Coexister : Radia Bakkouch succède à Samuel Grzybowski

Coexister : Radia Bakkouch succède à Samuel Grzybowski

Transformer la diversité en un vecteur de cohésion sociale, voilà la mission assumée par Coexister, l’association créée en 2009 par Samuel Grzybowski. Dans un pays divers et riche que la France, la question du bien-vivre ensemble se pose en effet avec acuité. Nouvelle présidente du mouvement interconvictionnel de jeunes, Radia Bakkouch tentera d’apporter sa pierre à l’édifice.

Le rôle essentiel de Samuel Grzybowski

Ancien membre des Scouts et Guides de France et du Mouvement eucharistique des jeunes, Samuel Grzybowski fonde Coexister en septembre 2009, association dont il sera président pendant plus de 5 ans. (Retrouvez plus d’information ici : convivenciaconseil.fr/samuel-grzybowski.html)

Soucieux de valoriser la différence de chacun et d’en faire un levier du mieux vivre, il développe une philosophie sociale ouverte sur le monde et les autres, la Coexistence Active. Cette dernière repose sur trois piliers principaux :

Le dialogue : la peur et le rejet trouvent souvent racine dans le repli identitaire. Le dialogue permet au contraire à chacun de développer une meilleure connaissance de soi et des autres.

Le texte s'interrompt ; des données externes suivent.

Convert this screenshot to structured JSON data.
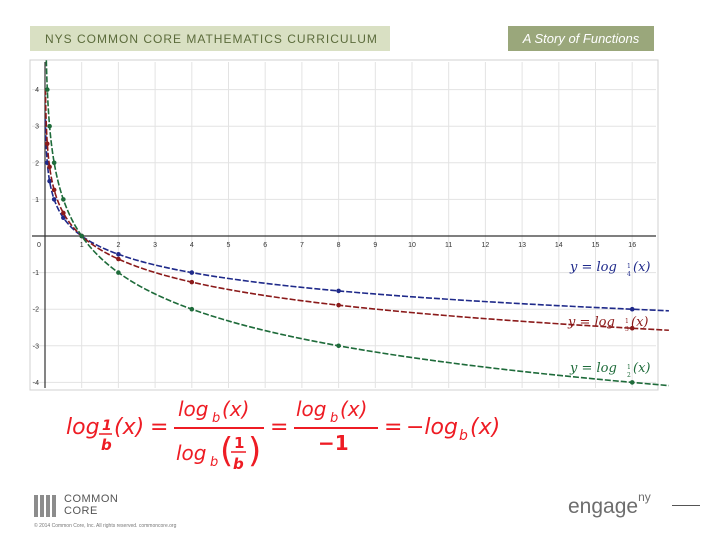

La solidarité : puisque la parole ne serait rien si elle n’était pas suivie d’actions, Coexister organise de nombreuses entreprises solidaires : collectes de vêtements et de jouets, dons du sang, des actions auprès des sans-abris et des orphelins.

La sensibilisation : l’avenir sera dessiné par la jeunesse. Pour aider à déconstruire les préjugés, des ateliers d’éducation sont donc organisés par Coexister au sein de nombreux collèges ou lycées français.

La passation de pouvoir : Radia Bakkouch, nouvelle présidente de Coexister

Depuis octobre 2015, Coexister a une nouvelle présidente : Radia Bakkouch. Il faut dire que l’ancienne déléguée générale à la solidarité de l’association peut se targuer d’un brillant parcours. Après un bac scientifique obtenu au lycée Louis-le-Grand à Paris, Radia Bakkouch intègre Science-Po, en tant qu’étudiante en master de management public international.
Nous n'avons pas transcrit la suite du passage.